Terra Nostra's space comes to life with international art and nautical murals depicting schools of fish. Outdoor seating is available in a festive patio area, and indoor diners are arranged at spacious dining bars designed to foster sharing of food, conversation, and bootlegged films. Along with bringing the local community together over shared meals, Terra Nostra's staffers remain committed to serving the global community via work with charitable organizations. In 2010 and 2011, they took part in medical-relief mission trips to Ecuador.
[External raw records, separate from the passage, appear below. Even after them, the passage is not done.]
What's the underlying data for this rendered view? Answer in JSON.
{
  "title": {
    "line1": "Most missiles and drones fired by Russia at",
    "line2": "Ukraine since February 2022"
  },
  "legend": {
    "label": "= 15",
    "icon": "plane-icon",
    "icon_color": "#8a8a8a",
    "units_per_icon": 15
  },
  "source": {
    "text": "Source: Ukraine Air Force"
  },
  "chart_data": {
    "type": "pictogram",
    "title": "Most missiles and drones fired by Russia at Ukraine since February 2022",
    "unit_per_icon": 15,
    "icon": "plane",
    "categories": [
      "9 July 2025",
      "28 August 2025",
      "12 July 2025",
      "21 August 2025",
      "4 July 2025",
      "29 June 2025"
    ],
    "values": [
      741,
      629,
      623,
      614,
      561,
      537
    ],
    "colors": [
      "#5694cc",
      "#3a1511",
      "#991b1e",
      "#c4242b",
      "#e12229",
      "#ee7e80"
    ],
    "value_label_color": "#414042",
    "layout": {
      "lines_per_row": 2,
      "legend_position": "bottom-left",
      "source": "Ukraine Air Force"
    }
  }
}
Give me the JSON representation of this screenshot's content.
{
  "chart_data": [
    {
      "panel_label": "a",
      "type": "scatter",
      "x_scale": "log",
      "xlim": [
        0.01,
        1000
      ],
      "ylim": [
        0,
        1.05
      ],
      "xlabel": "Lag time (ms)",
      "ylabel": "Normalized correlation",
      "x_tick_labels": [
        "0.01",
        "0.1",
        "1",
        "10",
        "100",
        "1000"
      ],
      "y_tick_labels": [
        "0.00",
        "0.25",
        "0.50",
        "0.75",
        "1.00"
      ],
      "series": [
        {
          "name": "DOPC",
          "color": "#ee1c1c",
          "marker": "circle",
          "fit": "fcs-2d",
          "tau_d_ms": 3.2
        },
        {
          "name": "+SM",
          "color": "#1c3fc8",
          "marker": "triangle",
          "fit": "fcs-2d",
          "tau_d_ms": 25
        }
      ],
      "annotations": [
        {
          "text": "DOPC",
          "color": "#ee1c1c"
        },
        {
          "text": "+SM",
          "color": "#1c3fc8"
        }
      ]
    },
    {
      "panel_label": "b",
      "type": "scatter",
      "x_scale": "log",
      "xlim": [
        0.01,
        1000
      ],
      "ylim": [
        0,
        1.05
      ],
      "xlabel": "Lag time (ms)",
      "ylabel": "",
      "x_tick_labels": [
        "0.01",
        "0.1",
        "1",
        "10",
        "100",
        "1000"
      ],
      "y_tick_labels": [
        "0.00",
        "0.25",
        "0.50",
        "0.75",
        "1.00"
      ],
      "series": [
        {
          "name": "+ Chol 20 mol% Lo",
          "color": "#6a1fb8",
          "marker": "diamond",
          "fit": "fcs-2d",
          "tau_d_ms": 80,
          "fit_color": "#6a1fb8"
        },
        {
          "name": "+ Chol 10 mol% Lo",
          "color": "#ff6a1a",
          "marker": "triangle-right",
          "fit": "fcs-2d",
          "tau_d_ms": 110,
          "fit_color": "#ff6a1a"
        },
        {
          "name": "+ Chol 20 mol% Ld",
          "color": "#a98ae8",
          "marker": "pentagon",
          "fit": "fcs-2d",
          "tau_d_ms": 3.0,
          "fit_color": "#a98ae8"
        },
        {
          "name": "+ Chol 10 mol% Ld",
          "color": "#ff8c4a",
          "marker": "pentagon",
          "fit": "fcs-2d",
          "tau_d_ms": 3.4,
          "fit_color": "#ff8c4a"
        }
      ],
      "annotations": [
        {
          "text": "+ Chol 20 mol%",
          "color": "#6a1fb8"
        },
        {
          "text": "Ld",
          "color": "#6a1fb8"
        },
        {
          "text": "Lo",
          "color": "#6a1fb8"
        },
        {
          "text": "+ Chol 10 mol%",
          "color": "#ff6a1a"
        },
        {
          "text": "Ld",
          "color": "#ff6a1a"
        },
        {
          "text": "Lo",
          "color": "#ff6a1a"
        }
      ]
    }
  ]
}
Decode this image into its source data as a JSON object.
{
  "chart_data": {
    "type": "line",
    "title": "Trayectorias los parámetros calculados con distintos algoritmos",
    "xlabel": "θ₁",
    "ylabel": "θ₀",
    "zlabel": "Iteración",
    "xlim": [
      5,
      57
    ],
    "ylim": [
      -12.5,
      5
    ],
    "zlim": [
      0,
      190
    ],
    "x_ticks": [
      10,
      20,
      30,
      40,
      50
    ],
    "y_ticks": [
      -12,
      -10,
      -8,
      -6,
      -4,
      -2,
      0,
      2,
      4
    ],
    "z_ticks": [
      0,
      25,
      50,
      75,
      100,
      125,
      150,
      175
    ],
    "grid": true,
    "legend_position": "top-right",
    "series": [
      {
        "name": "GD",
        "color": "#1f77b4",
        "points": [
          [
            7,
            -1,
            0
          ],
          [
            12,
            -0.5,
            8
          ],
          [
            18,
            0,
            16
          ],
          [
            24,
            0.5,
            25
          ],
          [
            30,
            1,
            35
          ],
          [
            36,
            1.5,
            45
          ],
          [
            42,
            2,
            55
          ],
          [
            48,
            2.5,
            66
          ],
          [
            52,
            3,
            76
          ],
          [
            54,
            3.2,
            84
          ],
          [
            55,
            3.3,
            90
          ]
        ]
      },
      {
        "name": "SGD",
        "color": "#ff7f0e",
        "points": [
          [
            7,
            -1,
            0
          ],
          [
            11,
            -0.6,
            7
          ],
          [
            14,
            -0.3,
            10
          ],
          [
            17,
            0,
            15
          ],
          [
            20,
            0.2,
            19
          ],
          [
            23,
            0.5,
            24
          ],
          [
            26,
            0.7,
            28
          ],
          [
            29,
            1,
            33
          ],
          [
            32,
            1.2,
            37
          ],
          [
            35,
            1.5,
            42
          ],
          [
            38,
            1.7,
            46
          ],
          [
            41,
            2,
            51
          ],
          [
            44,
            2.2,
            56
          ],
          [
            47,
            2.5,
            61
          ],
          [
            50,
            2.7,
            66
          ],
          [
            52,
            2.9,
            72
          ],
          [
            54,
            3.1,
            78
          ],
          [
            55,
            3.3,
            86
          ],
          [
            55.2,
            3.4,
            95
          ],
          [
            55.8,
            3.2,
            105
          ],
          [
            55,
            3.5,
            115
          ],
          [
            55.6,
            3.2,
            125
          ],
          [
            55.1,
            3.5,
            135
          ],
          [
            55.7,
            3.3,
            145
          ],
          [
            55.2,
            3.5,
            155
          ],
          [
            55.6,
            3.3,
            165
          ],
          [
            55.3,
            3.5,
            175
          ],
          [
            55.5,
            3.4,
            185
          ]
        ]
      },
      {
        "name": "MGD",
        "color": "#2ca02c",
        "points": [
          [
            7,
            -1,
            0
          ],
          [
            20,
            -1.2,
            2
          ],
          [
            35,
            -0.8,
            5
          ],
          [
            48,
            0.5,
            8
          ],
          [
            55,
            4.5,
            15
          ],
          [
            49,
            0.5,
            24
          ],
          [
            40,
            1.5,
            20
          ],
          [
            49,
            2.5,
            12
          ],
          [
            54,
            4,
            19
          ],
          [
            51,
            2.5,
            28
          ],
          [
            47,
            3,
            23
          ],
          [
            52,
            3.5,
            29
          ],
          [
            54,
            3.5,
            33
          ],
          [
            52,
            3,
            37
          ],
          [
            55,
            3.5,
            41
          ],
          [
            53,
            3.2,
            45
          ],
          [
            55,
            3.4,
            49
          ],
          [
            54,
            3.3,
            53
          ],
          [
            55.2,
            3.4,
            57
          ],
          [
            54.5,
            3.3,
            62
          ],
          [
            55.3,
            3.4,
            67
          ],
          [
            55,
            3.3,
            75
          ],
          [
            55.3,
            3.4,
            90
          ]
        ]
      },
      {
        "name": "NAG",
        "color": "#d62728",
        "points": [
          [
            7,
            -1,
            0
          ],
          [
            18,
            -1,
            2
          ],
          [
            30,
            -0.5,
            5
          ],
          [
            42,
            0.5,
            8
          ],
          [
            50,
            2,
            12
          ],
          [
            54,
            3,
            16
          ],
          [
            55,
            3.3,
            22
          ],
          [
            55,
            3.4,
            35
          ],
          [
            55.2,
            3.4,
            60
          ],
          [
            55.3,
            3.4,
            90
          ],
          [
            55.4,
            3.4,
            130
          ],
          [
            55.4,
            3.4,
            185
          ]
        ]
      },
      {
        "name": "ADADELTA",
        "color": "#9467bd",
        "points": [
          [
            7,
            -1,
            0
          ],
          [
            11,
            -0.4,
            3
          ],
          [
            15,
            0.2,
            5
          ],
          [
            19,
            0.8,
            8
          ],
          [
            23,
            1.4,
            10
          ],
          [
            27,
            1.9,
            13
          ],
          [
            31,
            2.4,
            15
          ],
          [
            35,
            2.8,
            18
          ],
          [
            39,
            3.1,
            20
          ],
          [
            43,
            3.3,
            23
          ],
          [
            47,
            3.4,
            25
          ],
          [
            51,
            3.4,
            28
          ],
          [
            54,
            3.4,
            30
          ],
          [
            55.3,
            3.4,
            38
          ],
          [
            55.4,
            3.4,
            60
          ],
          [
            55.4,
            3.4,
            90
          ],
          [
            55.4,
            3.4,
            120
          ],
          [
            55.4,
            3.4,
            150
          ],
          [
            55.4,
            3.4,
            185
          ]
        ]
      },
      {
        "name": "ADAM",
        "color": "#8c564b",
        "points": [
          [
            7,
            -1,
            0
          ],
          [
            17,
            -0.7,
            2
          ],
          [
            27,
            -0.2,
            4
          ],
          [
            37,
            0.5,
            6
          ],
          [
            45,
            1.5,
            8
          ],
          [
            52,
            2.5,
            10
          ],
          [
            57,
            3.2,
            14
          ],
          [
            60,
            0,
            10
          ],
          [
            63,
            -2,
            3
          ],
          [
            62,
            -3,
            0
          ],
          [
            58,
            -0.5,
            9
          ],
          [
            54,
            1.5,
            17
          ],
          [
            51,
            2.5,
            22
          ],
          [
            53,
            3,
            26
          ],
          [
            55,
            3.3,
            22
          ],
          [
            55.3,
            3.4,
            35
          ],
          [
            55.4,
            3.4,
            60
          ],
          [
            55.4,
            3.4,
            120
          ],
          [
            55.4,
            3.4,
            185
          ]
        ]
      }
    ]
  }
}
Sleek light fixtures dangle from Kohana Japanese Restaurant's ceiling and subtly illuminate a tidily minimal fleet of indigo and white chairs, booths abutting wavy-lined wall paneling, and plates featuring eats carefully crafted and presented by the chefs. Sharply dressed in the only two colors that can be worn together, black and white, servers march out with precisely sliced sections of signature dishes such as the Phoenix specialty roll, which combines spicy tuna, snow crab, and avocado with a multifaceted dressing. Non-sushi selections, such as crunchy shrimp tempura and baked salmon with eel sauce, also pair well with Kohana's selection of wine, beer, and sake.
When patrons step into Lanes, Trains, & Automobiles Entertainment Depot, playful noises jostle their senses: the crash of bowling pins, the decisive zaps of laser-tag guns, the thunder of colliding bumper cars. The center shelters a spectrum of friendly competition under one roof, but at the heart are 32 bowling lanes. During open-bowling hours and late-night cosmic bowling, touchscreens tally strikes and automatic bumpers shift up and down to accommodate different players in case they decide to somersault down the lane.
Nearby, up to 16 laser-tag soldiers duck behind barrels and walls splattered with neon paint in the 2,500-square-foot Lazer Station. In the Spinzone, black lights and colorful spotlights swivel around a central traffic signal, which dictates the stops, starts, and illegal U-turns of bumper cars.
In the arcade, patrons battle for champion status and pick of pizza toppings at air-hockey tables, skee-ball machines, and racing video games. Professional competitors face off on flat-screen TVs at Tailgaters, an on-site eatery slinging burgers and pizza. Eight VIP bowling lanes, a designated party zone, and a stage for live entertainment and karaoke act as peaceful dignitaries in the 4,500-square-foot restaurant as well.